オケアノスから語られた真実(5)
今回はオケアノス(バニラちゃん)が主役です。
『どうして身体に入れないんだ。あいつは魔族の姿になったり天族の姿になれるのに、どうしてオレにはできないんだ。救いたいのに……生きて欲しいのに……どうして入れないんだ』
オレは結局聖女を救えなかった。
そして……もう死が目の前に迫っていた。
父親のあいつがオレに言った。
『魔素の無い世界に行こう』と。
だが……
どこに行こうがオレはもう死ぬだろう。
身体が限界なんだ。
オレはあいつにこう言った。
『すまない。オレは……もう生きていたくないんだ。オレは化け物だから。もう人間の家族とは共に暮らせない。きっと妻と娘があの世で待っているはずだから。それに……もう……疲れた……知っているんだろう? オレの心が醜いと。だから……もう疲れたんだ』
あいつに弱い部分は見せたくなかった。
だが……
オレは長過ぎる時をあいつと……友として過ごしていたんだ。
結局オレはあいつを赦したのか?
オレは最期の力を振り絞った。
そして、オレの闇の力を魔法石に入れ込んだ。
もしかしたら、この闇の力を使えば聖女を蘇らせる事ができるかもしれない……
結局、オレの強過ぎる闇の力を受け入れられず魔法石は砕けてしまった。
欠片に残る弱い闇の力では死者を蘇らせる事はできないだろう。
こうしてオレはベットに寝たまま最期の時を待った。
魔法石の欠片からウサギのような生き物が生まれていたようだったが、オレはまともに目も開けられないほど衰弱していた。
この生き物はオレが死んだらどうなるんだろう。
オレみたいに親の無い子になるのか?
あぁ……
オレの心の中だけに生きる子はオレと共に死ぬのか……
かわいそうな子……
ずっとオレを支えてくれた愛しい子……
オレの心の底でずっとオレを見守ってくれた。
お前は心の中でずっとこう言っていたな。
『オレを好きならやってくれるよな? 頭を撫でてくれるよな? オレを好きなら抱きしめてくれるよな?』
どこまでも甘えん坊だったな……
すまない……
オレは……悪い父親だ。
お前がオレの中に現れる前は、必要もないのに人間や魔族を大勢殺した。
ただの憂さ晴らしだった。
子孫と穏やかに共に暮らせない辛さや、父親と母親への感情を殺しに向けてしまった。
オレは酷い奴だ。
オレの為に創られた世界にいる生き物ならオレの子も同じなのに……
どこまでも愚かだな……
オレは……生きる価値もない……
こうしてオレは死んだ。
大嫌いなあいつに看取られながら。
いや、違うな。
あいつに自害させられたんだ。
あの頃はまだ酷い場所だった冥界に行かないように。
オレは刺されても痛くないように眠らされた。
だが……
あいつの『すまない。赦してくれ……』という声……
『本当に本当にすまない』という心の声……
心の声と口から出る声が同じあいつに、オレは……
少しだけ心が穏やかになるのを感じた。
そして……
どれだけの時が経ったんだろう……オレの魂はゼウスとデメテルの娘の身体に入れ込まれた。

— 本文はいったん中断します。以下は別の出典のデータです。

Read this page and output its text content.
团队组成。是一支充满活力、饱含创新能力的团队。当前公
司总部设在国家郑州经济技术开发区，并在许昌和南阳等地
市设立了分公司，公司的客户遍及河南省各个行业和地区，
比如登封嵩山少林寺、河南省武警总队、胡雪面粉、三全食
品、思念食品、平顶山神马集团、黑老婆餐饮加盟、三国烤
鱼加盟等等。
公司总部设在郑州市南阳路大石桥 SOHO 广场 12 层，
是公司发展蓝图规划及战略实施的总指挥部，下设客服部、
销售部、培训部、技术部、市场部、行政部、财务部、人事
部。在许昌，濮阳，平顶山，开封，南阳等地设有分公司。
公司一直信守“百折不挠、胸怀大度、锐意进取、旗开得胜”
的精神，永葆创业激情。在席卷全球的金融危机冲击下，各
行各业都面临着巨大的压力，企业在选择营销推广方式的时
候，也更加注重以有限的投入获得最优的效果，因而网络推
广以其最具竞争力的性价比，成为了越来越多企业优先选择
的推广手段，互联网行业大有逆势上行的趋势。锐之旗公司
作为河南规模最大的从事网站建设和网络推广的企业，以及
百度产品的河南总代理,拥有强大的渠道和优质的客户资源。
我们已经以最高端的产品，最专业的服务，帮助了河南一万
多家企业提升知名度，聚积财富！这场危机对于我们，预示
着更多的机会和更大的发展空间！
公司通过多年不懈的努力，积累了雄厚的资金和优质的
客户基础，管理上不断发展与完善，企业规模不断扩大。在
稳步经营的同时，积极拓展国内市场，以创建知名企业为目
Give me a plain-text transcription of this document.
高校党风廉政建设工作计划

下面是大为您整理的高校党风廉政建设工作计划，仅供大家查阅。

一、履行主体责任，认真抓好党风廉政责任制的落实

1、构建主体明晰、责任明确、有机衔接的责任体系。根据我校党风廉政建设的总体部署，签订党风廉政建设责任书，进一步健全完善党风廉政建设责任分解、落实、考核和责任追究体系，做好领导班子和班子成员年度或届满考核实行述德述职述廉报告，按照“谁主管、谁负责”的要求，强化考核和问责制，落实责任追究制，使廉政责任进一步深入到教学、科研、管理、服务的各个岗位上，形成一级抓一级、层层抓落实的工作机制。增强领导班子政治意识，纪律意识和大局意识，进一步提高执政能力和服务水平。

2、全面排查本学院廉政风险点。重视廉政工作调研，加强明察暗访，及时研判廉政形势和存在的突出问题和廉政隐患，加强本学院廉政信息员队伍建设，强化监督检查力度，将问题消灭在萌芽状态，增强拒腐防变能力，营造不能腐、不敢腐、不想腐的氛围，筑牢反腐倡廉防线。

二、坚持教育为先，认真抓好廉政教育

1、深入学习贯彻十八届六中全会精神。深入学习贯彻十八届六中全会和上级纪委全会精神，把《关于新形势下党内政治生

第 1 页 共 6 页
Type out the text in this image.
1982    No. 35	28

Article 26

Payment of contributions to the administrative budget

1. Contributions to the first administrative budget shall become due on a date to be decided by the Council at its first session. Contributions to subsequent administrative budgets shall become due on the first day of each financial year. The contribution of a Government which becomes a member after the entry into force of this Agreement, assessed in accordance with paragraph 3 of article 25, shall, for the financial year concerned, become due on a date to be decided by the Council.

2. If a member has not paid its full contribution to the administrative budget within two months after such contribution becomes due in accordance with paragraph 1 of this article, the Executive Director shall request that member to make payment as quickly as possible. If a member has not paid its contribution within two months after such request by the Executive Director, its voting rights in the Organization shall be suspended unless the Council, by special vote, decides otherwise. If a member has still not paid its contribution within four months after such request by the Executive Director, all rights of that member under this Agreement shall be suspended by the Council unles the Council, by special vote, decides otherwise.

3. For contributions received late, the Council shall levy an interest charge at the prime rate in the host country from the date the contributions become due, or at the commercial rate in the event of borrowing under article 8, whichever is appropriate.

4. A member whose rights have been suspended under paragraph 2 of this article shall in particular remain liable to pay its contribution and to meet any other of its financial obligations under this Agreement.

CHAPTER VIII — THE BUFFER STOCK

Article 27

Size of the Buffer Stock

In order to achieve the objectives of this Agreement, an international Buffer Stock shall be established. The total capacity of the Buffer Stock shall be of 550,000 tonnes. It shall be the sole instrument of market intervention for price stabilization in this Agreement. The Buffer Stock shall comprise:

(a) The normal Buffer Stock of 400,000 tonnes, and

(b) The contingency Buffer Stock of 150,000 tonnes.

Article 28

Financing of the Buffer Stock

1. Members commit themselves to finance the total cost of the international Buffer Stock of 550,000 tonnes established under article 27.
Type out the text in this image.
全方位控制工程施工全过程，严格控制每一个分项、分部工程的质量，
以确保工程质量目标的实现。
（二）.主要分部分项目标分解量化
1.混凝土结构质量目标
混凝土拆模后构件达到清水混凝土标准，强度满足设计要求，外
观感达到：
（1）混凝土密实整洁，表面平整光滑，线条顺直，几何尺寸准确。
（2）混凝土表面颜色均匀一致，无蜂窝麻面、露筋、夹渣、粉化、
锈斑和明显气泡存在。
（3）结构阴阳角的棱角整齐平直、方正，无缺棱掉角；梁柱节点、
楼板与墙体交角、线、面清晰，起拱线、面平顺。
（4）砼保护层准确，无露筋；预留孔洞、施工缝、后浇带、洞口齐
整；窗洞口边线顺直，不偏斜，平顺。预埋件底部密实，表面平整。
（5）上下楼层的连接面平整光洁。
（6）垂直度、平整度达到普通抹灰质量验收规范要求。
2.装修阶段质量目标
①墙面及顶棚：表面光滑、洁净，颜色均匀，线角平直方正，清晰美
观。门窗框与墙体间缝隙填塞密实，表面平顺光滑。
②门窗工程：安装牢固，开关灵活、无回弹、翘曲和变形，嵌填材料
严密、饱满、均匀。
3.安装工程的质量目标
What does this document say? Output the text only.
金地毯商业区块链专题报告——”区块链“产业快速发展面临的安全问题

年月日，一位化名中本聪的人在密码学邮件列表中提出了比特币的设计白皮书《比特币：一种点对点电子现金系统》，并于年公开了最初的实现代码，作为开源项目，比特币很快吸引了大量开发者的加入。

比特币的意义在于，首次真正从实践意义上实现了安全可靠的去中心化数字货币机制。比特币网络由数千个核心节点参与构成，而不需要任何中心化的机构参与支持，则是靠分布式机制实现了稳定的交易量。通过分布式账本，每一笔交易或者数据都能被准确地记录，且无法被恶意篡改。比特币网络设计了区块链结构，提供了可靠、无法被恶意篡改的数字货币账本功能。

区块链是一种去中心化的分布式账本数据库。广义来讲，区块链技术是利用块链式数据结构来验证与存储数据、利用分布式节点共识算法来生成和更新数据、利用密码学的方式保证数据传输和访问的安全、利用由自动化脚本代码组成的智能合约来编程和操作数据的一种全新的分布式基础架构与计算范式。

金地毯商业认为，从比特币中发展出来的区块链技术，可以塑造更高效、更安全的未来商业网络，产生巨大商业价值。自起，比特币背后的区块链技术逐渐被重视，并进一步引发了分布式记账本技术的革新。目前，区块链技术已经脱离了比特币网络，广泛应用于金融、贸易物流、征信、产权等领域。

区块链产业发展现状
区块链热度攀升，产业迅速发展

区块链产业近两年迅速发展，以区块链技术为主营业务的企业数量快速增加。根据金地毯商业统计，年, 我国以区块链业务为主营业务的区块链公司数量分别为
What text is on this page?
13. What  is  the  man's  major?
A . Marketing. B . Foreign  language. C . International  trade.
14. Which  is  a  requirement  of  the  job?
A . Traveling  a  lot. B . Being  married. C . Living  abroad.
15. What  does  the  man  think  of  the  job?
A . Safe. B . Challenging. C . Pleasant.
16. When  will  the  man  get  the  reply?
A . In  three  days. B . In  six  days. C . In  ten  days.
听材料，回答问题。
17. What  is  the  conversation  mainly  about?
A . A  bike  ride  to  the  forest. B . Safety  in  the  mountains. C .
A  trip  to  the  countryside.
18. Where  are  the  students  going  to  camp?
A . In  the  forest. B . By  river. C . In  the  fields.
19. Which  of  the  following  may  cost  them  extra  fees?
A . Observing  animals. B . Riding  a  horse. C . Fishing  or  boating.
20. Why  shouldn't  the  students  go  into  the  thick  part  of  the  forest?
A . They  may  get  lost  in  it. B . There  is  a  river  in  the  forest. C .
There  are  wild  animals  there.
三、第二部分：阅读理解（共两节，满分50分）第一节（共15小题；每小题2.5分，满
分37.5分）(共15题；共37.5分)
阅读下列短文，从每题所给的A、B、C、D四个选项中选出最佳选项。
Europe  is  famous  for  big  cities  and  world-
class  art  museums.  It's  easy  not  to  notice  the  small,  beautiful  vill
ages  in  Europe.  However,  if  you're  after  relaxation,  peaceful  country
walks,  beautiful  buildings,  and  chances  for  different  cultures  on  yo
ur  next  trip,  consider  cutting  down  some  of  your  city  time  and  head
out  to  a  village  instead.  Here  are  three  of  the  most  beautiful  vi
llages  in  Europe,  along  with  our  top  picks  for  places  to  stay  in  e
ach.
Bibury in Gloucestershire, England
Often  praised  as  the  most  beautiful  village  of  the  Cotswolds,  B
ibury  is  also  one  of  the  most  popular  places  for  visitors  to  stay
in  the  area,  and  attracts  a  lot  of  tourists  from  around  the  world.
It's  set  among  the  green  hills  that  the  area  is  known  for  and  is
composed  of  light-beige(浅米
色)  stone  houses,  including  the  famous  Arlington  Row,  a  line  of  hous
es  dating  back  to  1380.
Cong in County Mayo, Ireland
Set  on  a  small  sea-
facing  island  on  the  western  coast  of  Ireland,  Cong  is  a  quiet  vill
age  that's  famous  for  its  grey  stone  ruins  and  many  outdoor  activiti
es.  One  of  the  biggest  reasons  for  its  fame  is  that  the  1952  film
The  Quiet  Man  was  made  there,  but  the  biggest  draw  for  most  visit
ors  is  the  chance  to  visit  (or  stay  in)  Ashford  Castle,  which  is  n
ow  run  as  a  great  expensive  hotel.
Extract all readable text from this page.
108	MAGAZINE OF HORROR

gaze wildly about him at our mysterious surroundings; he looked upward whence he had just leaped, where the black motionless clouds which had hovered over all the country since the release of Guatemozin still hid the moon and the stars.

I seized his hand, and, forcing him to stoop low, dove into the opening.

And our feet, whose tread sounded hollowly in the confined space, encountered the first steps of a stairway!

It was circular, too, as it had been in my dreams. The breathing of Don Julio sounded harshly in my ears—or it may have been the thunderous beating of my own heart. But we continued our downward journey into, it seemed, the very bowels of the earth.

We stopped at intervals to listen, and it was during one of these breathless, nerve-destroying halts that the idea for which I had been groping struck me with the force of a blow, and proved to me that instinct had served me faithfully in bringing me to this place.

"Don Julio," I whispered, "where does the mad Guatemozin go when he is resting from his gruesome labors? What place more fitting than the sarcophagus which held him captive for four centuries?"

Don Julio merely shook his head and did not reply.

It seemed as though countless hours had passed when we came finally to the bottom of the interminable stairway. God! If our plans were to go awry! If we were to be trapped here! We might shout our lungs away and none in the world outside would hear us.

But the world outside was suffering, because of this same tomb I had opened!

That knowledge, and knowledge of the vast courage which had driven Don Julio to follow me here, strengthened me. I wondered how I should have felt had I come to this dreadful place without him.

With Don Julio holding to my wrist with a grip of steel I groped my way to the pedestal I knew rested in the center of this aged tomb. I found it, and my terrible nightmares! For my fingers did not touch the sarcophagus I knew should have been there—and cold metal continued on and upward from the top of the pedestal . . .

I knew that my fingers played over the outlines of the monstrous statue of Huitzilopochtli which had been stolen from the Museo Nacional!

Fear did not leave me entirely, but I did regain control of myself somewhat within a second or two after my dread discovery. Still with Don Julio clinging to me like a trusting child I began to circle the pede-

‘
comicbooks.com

オレは娘によく似た輝くような白い髪に青い瞳の赤ん坊になっていた。
そして、決めたんだ。
これからは誰の事も恨まずにただ幸せに生きようと……
だが……
そうは、なれなかった。
父親のあいつ……ウラノスは主治医を使いペルセポネに毒を飲ませ続けた。
オレの強過ぎる悪意にペルセポネが耐えられない?
だから毒で悪意を軽減させる?
そんなはずはない。
オレにそんな酷い悪意はない。
実際は、ペルセポネの身体がオレの魂を受け入れる事を嫌がっていたからだったようだが、ウラノスはそんな事を考えもしなかった。
ただ、オレを悪者だと決めつけていたんだ。
オレが悪だから毒で押さえつけようとしていたんだ。